“Okay, boomer.” – is the go-to retort for when boomers insist they don’t have it better than millennials, when categorically speaking – the exact opposite is true.
Here are 12 reasons why boomers are better off than millennials.
The housing market was better.
Statistics show that most boomers were homeowners by age 33, which is far from the case with millennials.
The property ladder becomes increasingly challenging to get on – even for millennials earning a good wage – and rent is higher than it used to be.
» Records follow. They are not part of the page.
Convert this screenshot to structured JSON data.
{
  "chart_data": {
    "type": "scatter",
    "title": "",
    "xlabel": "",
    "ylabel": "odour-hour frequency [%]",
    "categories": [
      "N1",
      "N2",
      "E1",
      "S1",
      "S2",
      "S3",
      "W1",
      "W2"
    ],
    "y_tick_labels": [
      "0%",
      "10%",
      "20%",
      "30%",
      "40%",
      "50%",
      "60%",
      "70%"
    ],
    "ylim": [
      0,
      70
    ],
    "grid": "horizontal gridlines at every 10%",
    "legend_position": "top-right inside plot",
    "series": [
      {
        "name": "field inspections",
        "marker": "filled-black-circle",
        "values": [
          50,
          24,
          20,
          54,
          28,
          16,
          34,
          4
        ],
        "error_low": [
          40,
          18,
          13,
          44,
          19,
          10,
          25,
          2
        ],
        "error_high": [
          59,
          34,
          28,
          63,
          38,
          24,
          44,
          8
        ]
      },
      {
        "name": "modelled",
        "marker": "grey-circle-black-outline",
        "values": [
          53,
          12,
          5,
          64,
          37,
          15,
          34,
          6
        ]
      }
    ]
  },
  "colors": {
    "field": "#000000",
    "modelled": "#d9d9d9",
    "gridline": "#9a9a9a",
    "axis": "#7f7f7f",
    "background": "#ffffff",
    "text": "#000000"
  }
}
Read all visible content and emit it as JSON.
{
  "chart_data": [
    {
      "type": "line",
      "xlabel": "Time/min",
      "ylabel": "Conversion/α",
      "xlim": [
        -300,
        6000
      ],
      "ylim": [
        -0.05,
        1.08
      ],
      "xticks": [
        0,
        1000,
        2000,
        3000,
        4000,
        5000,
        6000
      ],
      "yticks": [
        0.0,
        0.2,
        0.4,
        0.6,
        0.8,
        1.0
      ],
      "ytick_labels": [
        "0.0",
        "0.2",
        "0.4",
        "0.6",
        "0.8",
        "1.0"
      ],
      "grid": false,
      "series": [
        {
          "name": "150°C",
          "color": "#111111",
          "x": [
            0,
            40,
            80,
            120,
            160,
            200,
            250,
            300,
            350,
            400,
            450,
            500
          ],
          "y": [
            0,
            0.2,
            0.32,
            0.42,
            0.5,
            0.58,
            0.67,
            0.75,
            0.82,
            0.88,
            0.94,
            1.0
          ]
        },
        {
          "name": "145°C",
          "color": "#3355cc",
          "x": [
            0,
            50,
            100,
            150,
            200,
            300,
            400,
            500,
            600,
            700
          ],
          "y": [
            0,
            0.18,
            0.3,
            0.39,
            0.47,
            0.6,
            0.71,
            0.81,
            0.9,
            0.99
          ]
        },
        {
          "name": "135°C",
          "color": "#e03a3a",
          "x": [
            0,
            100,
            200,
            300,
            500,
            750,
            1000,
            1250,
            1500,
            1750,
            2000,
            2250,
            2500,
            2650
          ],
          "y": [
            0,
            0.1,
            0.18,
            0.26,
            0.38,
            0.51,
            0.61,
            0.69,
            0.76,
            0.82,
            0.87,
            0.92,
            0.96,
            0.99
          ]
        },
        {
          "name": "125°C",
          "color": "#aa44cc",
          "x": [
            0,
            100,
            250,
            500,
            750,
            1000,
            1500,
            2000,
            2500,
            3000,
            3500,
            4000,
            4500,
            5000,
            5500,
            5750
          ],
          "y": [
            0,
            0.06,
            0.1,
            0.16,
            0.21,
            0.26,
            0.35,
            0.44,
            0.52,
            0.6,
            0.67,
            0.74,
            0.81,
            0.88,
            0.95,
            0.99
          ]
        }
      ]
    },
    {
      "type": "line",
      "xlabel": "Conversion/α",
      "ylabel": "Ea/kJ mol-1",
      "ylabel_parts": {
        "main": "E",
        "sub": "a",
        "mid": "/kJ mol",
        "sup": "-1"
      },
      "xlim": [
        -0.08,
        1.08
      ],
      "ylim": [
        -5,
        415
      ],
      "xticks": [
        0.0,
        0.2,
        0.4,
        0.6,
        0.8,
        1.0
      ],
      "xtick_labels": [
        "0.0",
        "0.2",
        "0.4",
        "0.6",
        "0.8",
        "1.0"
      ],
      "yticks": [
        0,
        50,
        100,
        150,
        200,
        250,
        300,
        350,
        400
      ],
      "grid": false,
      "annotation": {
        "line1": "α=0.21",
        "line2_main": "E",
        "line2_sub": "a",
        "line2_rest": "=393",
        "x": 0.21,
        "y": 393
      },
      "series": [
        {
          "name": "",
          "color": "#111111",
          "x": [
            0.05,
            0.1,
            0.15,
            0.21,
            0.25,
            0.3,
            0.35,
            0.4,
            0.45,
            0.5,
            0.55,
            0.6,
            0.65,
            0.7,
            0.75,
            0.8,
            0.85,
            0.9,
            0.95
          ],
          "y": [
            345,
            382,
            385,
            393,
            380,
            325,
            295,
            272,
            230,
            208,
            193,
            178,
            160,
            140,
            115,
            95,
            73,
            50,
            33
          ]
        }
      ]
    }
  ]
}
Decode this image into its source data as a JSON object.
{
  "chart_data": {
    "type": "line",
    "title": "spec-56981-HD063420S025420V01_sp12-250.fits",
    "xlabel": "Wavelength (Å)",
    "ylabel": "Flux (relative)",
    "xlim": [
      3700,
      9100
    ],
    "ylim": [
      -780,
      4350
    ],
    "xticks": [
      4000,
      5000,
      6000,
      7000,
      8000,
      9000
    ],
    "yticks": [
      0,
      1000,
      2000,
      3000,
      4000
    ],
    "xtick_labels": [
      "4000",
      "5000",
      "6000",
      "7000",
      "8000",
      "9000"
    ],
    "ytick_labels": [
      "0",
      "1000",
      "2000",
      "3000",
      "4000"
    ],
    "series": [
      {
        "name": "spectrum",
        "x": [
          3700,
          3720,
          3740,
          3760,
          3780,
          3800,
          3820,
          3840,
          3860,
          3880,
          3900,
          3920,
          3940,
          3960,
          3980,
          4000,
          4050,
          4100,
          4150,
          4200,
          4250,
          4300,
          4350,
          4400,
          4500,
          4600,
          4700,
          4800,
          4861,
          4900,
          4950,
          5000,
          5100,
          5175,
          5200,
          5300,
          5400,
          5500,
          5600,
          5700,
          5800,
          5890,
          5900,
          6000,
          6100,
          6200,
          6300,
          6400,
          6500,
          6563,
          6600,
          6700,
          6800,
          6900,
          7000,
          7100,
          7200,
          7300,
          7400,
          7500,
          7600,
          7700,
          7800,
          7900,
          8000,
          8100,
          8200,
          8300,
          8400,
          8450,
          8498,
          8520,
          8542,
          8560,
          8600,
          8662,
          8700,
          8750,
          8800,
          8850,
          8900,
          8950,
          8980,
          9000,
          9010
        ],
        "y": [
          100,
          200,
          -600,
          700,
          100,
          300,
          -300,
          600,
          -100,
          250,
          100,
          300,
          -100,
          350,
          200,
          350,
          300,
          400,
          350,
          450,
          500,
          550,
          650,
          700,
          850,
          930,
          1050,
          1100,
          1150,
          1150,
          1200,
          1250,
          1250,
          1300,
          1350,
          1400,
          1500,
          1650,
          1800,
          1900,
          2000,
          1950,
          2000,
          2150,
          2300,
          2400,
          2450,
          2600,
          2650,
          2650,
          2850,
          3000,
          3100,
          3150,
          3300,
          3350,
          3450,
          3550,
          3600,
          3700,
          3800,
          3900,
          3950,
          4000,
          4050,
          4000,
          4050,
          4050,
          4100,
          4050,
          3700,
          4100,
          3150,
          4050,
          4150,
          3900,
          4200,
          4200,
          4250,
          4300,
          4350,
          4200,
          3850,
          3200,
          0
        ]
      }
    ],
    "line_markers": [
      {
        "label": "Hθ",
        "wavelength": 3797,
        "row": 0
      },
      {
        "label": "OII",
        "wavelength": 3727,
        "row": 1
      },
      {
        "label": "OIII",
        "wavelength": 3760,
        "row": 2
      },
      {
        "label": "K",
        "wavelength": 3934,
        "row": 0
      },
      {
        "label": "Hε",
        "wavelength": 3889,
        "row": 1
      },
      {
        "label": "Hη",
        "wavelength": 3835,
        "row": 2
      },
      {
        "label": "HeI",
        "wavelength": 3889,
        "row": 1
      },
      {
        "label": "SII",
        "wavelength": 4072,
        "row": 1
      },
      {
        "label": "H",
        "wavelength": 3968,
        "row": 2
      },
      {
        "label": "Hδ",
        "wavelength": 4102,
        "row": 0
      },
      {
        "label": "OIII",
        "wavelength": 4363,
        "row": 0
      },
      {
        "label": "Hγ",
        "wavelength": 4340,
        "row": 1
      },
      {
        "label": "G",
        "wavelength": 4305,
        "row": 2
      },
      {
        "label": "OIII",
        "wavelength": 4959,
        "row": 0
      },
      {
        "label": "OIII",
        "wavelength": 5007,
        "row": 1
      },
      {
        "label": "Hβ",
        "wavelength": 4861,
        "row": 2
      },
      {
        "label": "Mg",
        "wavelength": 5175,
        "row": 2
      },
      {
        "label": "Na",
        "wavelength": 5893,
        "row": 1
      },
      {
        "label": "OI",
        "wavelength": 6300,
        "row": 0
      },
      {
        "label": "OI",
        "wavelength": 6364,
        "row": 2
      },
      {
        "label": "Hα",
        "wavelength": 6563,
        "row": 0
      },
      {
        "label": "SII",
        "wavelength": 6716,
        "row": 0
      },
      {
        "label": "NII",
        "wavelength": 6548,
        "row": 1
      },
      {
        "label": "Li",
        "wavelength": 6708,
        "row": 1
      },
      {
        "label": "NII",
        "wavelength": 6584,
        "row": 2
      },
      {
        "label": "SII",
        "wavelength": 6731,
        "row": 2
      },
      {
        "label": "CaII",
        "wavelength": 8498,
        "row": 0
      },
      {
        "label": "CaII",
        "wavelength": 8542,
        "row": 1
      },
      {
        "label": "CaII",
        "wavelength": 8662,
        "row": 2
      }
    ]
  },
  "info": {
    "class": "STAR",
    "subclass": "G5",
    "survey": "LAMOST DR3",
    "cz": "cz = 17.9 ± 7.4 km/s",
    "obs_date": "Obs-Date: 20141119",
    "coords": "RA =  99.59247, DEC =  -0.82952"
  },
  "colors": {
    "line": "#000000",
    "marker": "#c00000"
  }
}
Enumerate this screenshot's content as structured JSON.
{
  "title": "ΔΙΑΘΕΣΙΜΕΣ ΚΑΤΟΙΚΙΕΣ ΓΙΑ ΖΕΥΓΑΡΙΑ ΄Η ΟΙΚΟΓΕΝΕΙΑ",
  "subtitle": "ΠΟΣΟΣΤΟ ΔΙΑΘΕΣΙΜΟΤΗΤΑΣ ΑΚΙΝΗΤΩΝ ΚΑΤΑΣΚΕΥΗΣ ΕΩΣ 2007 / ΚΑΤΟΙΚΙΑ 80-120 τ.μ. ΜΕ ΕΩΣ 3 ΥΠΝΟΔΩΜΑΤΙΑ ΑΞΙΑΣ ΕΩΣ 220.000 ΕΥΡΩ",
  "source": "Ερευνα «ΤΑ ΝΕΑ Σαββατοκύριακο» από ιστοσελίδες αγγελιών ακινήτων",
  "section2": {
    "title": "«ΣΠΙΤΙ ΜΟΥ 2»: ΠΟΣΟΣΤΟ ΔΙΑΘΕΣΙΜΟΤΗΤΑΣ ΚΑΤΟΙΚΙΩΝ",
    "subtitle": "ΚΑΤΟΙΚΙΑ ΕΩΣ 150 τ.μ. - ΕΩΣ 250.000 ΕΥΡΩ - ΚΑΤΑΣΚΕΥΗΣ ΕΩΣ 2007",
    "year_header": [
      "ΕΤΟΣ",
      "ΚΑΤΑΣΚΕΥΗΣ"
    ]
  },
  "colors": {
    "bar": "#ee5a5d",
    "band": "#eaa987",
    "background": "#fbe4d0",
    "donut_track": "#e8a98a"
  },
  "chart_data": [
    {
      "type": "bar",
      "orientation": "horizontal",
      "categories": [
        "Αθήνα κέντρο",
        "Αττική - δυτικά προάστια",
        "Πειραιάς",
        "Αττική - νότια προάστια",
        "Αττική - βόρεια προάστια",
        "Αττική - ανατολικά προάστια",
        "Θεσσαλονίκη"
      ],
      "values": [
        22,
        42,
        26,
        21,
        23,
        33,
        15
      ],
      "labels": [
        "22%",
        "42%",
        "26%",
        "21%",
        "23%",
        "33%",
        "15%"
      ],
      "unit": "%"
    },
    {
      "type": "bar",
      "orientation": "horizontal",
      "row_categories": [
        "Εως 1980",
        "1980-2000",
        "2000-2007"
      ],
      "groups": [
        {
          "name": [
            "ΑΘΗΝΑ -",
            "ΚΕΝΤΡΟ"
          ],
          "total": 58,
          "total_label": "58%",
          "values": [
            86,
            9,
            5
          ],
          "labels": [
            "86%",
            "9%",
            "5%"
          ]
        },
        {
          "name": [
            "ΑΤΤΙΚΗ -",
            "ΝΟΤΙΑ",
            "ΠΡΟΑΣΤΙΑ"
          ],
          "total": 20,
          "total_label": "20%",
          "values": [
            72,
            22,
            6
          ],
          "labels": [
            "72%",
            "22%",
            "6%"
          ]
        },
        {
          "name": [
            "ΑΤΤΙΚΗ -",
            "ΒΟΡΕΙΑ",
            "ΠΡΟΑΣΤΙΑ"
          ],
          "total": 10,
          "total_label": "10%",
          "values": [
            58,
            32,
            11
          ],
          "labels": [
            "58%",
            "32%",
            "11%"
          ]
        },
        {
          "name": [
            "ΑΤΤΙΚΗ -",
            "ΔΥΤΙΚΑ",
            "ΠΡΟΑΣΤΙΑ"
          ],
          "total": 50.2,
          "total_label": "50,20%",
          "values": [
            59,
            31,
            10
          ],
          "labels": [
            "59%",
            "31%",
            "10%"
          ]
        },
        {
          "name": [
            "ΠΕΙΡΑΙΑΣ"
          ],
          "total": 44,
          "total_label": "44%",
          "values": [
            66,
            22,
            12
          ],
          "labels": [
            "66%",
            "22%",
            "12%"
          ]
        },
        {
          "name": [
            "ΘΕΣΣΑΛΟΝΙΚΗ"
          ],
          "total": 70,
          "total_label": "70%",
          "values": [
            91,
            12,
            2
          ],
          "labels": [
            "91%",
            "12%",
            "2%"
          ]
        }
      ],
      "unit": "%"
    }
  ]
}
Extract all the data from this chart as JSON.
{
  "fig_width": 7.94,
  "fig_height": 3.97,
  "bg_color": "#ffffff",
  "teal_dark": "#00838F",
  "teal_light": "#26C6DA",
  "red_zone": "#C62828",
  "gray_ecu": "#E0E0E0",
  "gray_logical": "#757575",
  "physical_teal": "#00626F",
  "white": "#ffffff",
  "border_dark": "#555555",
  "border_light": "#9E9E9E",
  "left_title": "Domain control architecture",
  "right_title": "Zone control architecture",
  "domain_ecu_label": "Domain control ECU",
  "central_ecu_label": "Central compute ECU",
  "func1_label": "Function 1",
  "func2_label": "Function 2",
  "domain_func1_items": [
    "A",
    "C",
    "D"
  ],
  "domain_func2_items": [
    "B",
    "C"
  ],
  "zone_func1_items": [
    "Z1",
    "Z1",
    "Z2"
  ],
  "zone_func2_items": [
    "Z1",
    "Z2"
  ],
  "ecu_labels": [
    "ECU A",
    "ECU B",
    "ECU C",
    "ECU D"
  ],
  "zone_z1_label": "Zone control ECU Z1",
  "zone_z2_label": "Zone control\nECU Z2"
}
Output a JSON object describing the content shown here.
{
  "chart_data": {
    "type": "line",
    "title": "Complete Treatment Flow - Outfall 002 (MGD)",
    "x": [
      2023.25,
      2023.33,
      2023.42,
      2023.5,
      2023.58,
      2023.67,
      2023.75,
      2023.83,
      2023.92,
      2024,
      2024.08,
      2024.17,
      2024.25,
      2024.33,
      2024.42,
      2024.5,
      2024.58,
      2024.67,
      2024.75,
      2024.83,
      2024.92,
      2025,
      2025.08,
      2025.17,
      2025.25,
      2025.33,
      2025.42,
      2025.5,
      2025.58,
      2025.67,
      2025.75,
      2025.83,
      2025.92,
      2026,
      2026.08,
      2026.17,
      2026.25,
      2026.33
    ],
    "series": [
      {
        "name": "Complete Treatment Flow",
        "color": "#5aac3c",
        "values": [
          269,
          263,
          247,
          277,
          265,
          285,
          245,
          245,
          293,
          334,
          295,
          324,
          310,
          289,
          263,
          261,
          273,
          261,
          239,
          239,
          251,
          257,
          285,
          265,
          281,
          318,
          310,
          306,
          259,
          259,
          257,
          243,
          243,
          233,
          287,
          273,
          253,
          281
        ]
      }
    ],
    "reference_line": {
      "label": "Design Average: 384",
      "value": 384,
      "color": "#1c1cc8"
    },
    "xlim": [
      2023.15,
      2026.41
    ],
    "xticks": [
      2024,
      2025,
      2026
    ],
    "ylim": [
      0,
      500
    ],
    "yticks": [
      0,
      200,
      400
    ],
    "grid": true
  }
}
As a result, home-owning costs are approximately 40% higher than when boomers were securing their first deposits.
Degrees actually meant something in their day.
While education is typically more accessible than in the boomers‘ heyday, a degree nowadays is little validity in someone’s aptitude for the job.
Thirty-plus years ago, a degree was considered a significant achievement and an automatic foot in the door of the job market.
Student debt is much higher.
In the 21st century, most student debt is in the six-figure region, which wasn’t the case when baby boomers got their degrees.
Those who studied in the latter part of the twentieth century would have a debt of just $2,300 by today’s standard.
Salaries don’t go far now.
Since the 2008 crash, western society’s cost of living has sky-rocketed due to debt, inflation, and other political or economic issues.
While millennials are technically more affluent than boomers, they see considerably less of their profit because of the cost of living.
Pensions were better
Boomers reaping the benefits of their pension investments are considered much more comfortable.
Despite pension schemes being mandatory in places like the UK, millennials’ future is very uncertain when they hit retirement age
The retirement age was lower.
The legal retirement age is creeping up on an annual basis.
During the 1970s and 80s, the typical retirement age in the US was 65; it then crept up to 68 during the 90s. Most millennials are looking at circa age 75 to retire comfortably.
The cost of living was lower.
While millennials in the USA make up around a quarter of the population, their wealth only equates to just 3%.
When boomers were in their 30s, their wealth averaged around 21%.
Environmental problems are more of a threat.
It’s no secret that older generations have been running the planet’s wellness up the creek.
According to an article published in the Independent in March 2022, boomers are responsible for nearly one-third of greenhouse gas emissions.
Boomers are wealthier – despite earning less.
Because student debt was lower, houses/mortgages were easier to attain. The cost of living was lower. Boomers saw roughly 20% more of their take-home than millennials.
While salaries are considered higher nowadays, younger generations see less of it, therefore, are less able to save and invest.
The 2008 crash saw many people out of work. While that area of the economy has picked up a little, many young people can’t get by on one salary.
This often leads to millennials and gen-x taking second jobs or “side hustles” to tide them over, meaning the job pool is less abundant.
Millennials are more prone to depression.
Boomers will call millennials “snowflakes” when they complain of depression. Still, statistics show this generation is more prone to depression than boomers and the silent era.
This is said to be owing to struggling to support themselves and generational overlaps of ideologies.
Less likely to be insured
Simply put, boomers are more likely to be insured than millennials because they have more wealth and security.
This is coupled with millennials being younger and having less reason to attain insurance, which will impact the insurance industry.